11.14: la morte è in agguato
11.14 pomeridiane. Ora decisamente funesta per Middleton, tipica cittadina di provincia americana, esemplificativa già dal nome della sua insostenibile, rarefatta, noiosa, normalità wasp. Una normalità turbabile solo dal potere della fiction che genera improvvisi incidenti a catena, improbabili rapine e bizzarre morti post-orgasmiche; il tutto orchestrato, con una lieve punta di pretenziosità cinefila, da un giovane, furbo ventisettenne americano, con il gusto della narrazione ad incastro ed una certa autocompiaciuta gratuiticità molto cool. Ma, siccome è agosto e i tempi delle quotidianità si dilatano all'inverosimile, trasformando anche le nostre città più caotiche in delle Middleton, pur di non annoiarsi, rigettiamo lo snobbismo, e noi, che non andiamo in vacanza, un salto al cinema ce lo facciamo.

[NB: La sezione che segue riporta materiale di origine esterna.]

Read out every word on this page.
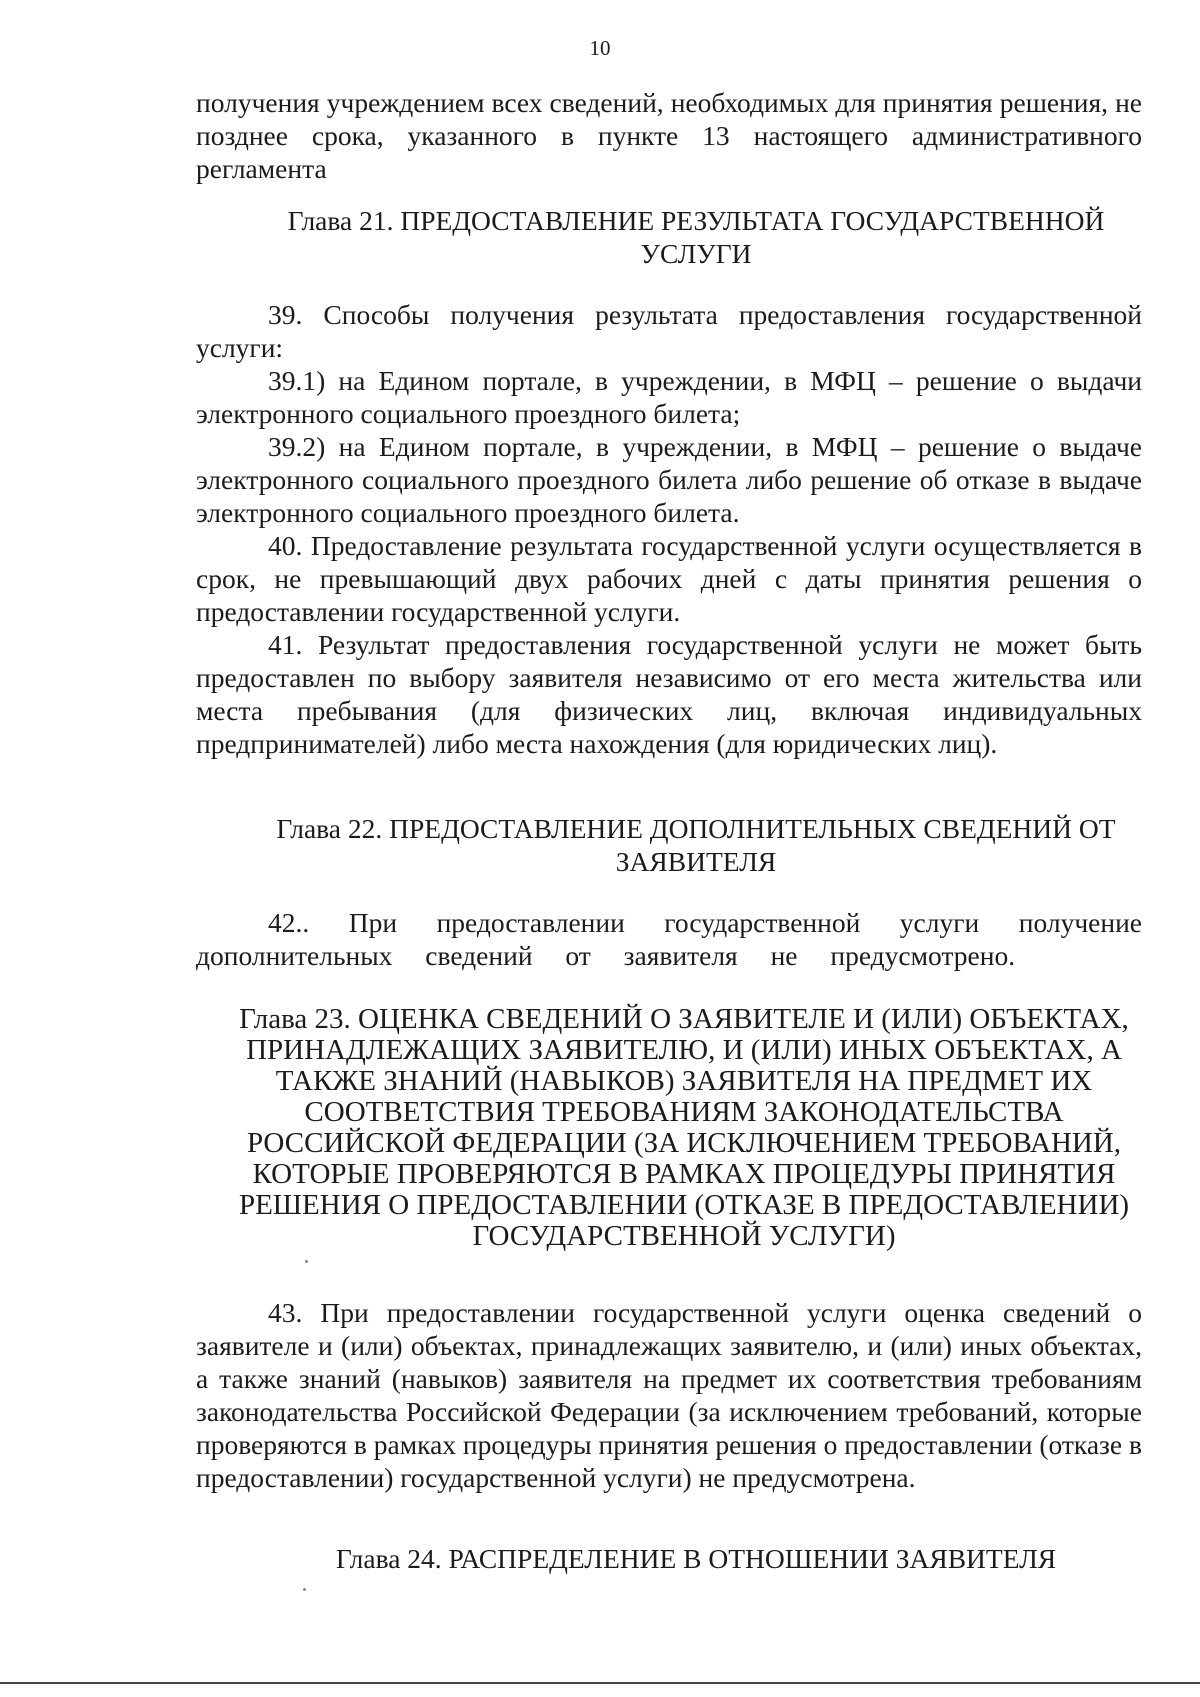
10

получения учреждением всех сведений, необходимых для принятия решения, не позднее срока, указанного в пункте 13 настоящего административного регламента

Глава 21. ПРЕДОСТАВЛЕНИЕ РЕЗУЛЬТАТА ГОСУДАРСТВЕННОЙ УСЛУГИ

39. Способы получения результата предоставления государственной услуги:

39.1) на Едином портале, в учреждении, в МФЦ – решение о выдачи электронного социального проездного билета;

39.2) на Едином портале, в учреждении, в МФЦ – решение о выдаче электронного социального проездного билета либо решение об отказе в выдаче электронного социального проездного билета.

40. Предоставление результата государственной услуги осуществляется в срок, не превышающий двух рабочих дней с даты принятия решения о предоставлении государственной услуги.

41. Результат предоставления государственной услуги не может быть предоставлен по выбору заявителя независимо от его места жительства или места пребывания (для физических лиц, включая индивидуальных предпринимателей) либо места нахождения (для юридических лиц).

Глава 22. ПРЕДОСТАВЛЕНИЕ ДОПОЛНИТЕЛЬНЫХ СВЕДЕНИЙ ОТ ЗАЯВИТЕЛЯ

42.. При предоставлении государственной услуги получение дополнительных сведений от заявителя не предусмотрено.

Глава 23. ОЦЕНКА СВЕДЕНИЙ О ЗАЯВИТЕЛЕ И (ИЛИ) ОБЪЕКТАХ, ПРИНАДЛЕЖАЩИХ ЗАЯВИТЕЛЮ, И (ИЛИ) ИНЫХ ОБЪЕКТАХ, А ТАКЖЕ ЗНАНИЙ (НАВЫКОВ) ЗАЯВИТЕЛЯ НА ПРЕДМЕТ ИХ СООТВЕТСТВИЯ ТРЕБОВАНИЯМ ЗАКОНОДАТЕЛЬСТВА РОССИЙСКОЙ ФЕДЕРАЦИИ (ЗА ИСКЛЮЧЕНИЕМ ТРЕБОВАНИЙ, КОТОРЫЕ ПРОВЕРЯЮТСЯ В РАМКАХ ПРОЦЕДУРЫ ПРИНЯТИЯ РЕШЕНИЯ О ПРЕДОСТАВЛЕНИИ (ОТКАЗЕ В ПРЕДОСТАВЛЕНИИ) ГОСУДАРСТВЕННОЙ УСЛУГИ)

43. При предоставлении государственной услуги оценка сведений о заявителе и (или) объектах, принадлежащих заявителю, и (или) иных объектах, а также знаний (навыков) заявителя на предмет их соответствия требованиям законодательства Российской Федерации (за исключением требований, которые проверяются в рамках процедуры принятия решения о предоставлении (отказе в предоставлении) государственной услуги) не предусмотрена.

Глава 24. РАСПРЕДЕЛЕНИЕ В ОТНОШЕНИИ ЗАЯВИТЕЛЯ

Stabilita la preferenza per il cinema (ebbene sì, anche per il cinema d'agosto) rispetto al nulla, cerchiamo di capire a cosa ci troviamo di fronte. Nonostante alcune premesse poco indulgenti, è plausibile sostenere che questo esordio di Greg Marcks (sorprendente trionfatore del festival horror di Sitges) si possa definire un prodotto nel complesso godibile e di facile fruizione, seppur non dica niente di nuovo o di personale. Spensieratezza e leggerezza sono quindi i punti di forza di questa black comedy per un pubblico giovane, mascherata da thriller, al fronte però anche di molte inequivocabili debolezze che veniamo ad elencare.
Scialbo e convenzionale nella messa in scena (nonostante ci sarà qualcuno che ne loderà la fotografia), il film procede sostanzialmente per piccole e slegate trovate, più o meno divertenti, scritte a tavolino, per stuzzicare una godibilità tipicamente da b-movie, ma dall'evidente cadudicità e dall'eccessiva ruffianeria. La costruzione temporale, sulla quale è centrato tutto il mistero, appare piuttosto debole e dimostra che anche sotto il profilo del controllo narrativo, Marcks è un regista ancora acerbo e spesso in netta difficoltà nella gestione del plot. Gli eventi, sono infatti ristretti in un arco temporale troppo breve per essere padroneggiati a dovere, con la conseguenza che molti tempi del film sono francamente sballati. Per quanto la ridondanza grottesca delle gag affievolisca questa sensazione di incoerenza narrativa, quindi, tale limite è piuttosto grave per un prodotto del genere e rischia di inficiare il giudizio sulla pellicola.
Un film non del tutto riuscito, in definitiva, ma allo stesso tempo dotato di un discreto livello di intrattenimento, a patto che lo si accetti per quello che è e non per quello che probabilmente vorrebbe essere. Marcks non è e non sarà, fino a prova contraria, Quentin Tarantino, però fare film lo diverte e finchè qualcuno glieli farà fare, non saremo noi a gridare allo scandalo.
Una nota in chiusura sul cast che si fregia dell'ottima Hilary Swank e di un irriconoscibile e imbolsito Patrick Swayze, un po' tristemente in cerca di un rinnovamento di immagine.